The Courtroom then ditched its personal thirty-two day default for releasing selections and hustled out its judgment mid-primary, a favor granted over objection solely twice in twenty-five years.”
Web page 75
“The Roberts Courtroom sees solely white. It refuses to acknowledge who the Equal Safety Clause was written to guard. The freed individuals, their descendants, and all others denied equal citizenship. U.S. Const. amend. XIV, § 1.
It turns its again on what’s in plain sight. The Fourteenth Modification isn’t colorblind. It by no means was.
The Courtroom calls the Structure colorblind whereas engineering the dilution of Black votes, the unraveling of hard-fought civil rights treatments, and the erasure of Black historical past.”
Web page 76
“That isn’t blindness. That’s white sight, by design.
A Structure interpreted this fashion isn’t colorblind. It’s regardless of the Courtroom wants it to be. A solution to advance its partisan venture.”
Web page 77
“Final month, Nat’l Republican Senatorial Comm. v. Fed. Election Comm’n, 609 U.S. ___ (June 30, 2026), made Residents United look quaint, shredding coordinated spending limits Congress had enacted, and guaranteeing that those that bankroll elections drown out the bizarre individual. Billionaires spend to be repaid. Everybody else simply votes. The Roberts Courtroom has made certain one’s wealth counts greater than one other’s vote.
Rulings run in a single path, time after time. Weakening protections for these with much less energy. Fortifying these with extra. The sample speaks for itself. A court docket that systematically dismantles democratic safeguards, steamrolls constitutional liberties, and tramples human dignity doesn’t chart the course for the Hawaiʻi Structure.
…
A Supreme Courtroom pushed by agenda and intent on swiping energy that belongs to the individuals is precisely what that verify was constructed for.”
Web page 78
“When six justices stroll away from these they’re supposed to guard, state constitutions maintain the road. That isn’t defiance. That’s the design.
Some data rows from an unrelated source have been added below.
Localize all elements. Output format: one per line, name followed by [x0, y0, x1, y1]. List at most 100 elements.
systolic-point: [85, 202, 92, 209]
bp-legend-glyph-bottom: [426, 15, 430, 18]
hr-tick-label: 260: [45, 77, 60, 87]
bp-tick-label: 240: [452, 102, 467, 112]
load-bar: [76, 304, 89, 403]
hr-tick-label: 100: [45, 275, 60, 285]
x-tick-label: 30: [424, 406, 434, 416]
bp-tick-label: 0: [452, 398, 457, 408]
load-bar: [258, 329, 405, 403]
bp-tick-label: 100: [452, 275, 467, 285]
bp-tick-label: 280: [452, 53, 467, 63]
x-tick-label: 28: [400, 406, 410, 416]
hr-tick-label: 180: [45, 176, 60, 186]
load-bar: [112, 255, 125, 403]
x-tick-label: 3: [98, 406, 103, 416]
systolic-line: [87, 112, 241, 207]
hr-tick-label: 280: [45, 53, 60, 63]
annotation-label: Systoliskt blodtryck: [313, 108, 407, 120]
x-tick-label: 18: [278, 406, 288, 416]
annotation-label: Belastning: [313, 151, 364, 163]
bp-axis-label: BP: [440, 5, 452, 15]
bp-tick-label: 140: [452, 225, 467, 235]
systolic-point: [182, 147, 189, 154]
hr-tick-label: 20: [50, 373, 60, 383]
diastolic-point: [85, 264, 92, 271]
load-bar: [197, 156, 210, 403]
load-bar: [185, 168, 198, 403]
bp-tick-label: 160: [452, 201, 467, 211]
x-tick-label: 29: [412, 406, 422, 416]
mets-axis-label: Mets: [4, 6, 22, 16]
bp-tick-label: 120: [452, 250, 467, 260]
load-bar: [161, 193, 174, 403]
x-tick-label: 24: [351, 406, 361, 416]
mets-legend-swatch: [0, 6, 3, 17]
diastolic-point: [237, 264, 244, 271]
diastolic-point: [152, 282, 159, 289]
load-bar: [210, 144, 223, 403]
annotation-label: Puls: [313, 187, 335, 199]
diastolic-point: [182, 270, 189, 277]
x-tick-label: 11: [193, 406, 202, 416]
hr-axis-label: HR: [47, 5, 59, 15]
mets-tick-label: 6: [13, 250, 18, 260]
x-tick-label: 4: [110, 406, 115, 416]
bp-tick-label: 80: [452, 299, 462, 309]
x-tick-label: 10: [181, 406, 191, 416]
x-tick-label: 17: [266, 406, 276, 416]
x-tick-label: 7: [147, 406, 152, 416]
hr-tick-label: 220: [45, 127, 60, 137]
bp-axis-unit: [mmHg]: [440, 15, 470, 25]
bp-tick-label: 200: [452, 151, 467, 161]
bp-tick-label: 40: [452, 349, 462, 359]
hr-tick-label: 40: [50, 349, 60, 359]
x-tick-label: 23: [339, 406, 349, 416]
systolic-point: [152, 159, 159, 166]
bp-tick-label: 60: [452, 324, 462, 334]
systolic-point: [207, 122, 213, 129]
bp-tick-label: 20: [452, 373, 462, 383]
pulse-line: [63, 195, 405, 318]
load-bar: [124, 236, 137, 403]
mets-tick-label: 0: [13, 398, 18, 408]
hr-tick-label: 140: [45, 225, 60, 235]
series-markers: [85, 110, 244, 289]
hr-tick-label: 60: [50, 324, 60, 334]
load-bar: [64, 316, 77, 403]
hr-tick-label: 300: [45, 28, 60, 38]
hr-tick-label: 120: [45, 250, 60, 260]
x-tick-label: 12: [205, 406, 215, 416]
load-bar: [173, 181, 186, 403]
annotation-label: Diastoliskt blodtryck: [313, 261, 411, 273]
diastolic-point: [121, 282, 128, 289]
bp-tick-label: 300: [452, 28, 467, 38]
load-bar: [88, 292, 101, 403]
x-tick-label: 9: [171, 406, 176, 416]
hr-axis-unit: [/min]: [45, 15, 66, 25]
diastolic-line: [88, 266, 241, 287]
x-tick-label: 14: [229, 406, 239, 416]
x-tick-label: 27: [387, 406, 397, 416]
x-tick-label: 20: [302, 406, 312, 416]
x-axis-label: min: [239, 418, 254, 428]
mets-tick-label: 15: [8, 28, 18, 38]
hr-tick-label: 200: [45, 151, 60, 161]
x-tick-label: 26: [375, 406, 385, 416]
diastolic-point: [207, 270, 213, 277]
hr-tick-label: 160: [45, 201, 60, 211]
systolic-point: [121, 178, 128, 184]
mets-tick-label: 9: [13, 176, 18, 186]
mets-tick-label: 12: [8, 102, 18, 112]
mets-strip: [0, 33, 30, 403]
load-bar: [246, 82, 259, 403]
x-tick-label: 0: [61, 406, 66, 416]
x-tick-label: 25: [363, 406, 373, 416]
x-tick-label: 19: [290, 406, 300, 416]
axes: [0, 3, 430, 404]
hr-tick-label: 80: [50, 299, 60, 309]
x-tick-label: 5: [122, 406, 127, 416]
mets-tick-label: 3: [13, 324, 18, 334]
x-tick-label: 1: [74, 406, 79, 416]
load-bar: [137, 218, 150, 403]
State constitutionalism makes it straightforward to think about Roberts Courtroom jurisprudence ‘white noise.’
Add all of it up. Draining due course of. Rolling again voting rights. Flooding elections with cash. Rubber-stamping gerrymandering. Crowning a president. Blessing discrimination within the title of the Structure.
Taking a look at bare racism and seeing none of it. Mullin v. Doe, (racist phrases not ‘overtly racial’).
Making the nation extra harmful with a Second Modification unmoored from textual content or historical past and unrecognizable to the framers who wrote it. New York State Rifle & Pistol Ass’n, Inc. v. Bruen; Wilson, 154 Hawaiʻi at 22, (‘disabl[ing] the states’ accountability to guard public security, scale back gun violence, and safeguard peaceable public motion’ with its lethal jurisprudence).
Then putting down a cautious legislation and displaying disdain for Hawaiʻi’s constitutional traditions.
ALOHA means hi there, goodbye and evidently judicial riot.
The Hawaii Supreme Ct simply printed a political manifesto masquerading as a judicial opinion. It calls SCOTUS racist, treats its rulings as “white noise” and declares itself past federal instruction. https://t.co/lw3wpXjLfI
— Eric Schmitt (@Eric_Schmitt) July 17, 2026
Advert block customers: Some website options might not work accurately whereas an advert blocker is enabled, as a result of they break scripts and content material this web site is determined by. If you cannot see feedback beneath, for instance, please disable your advert blocker.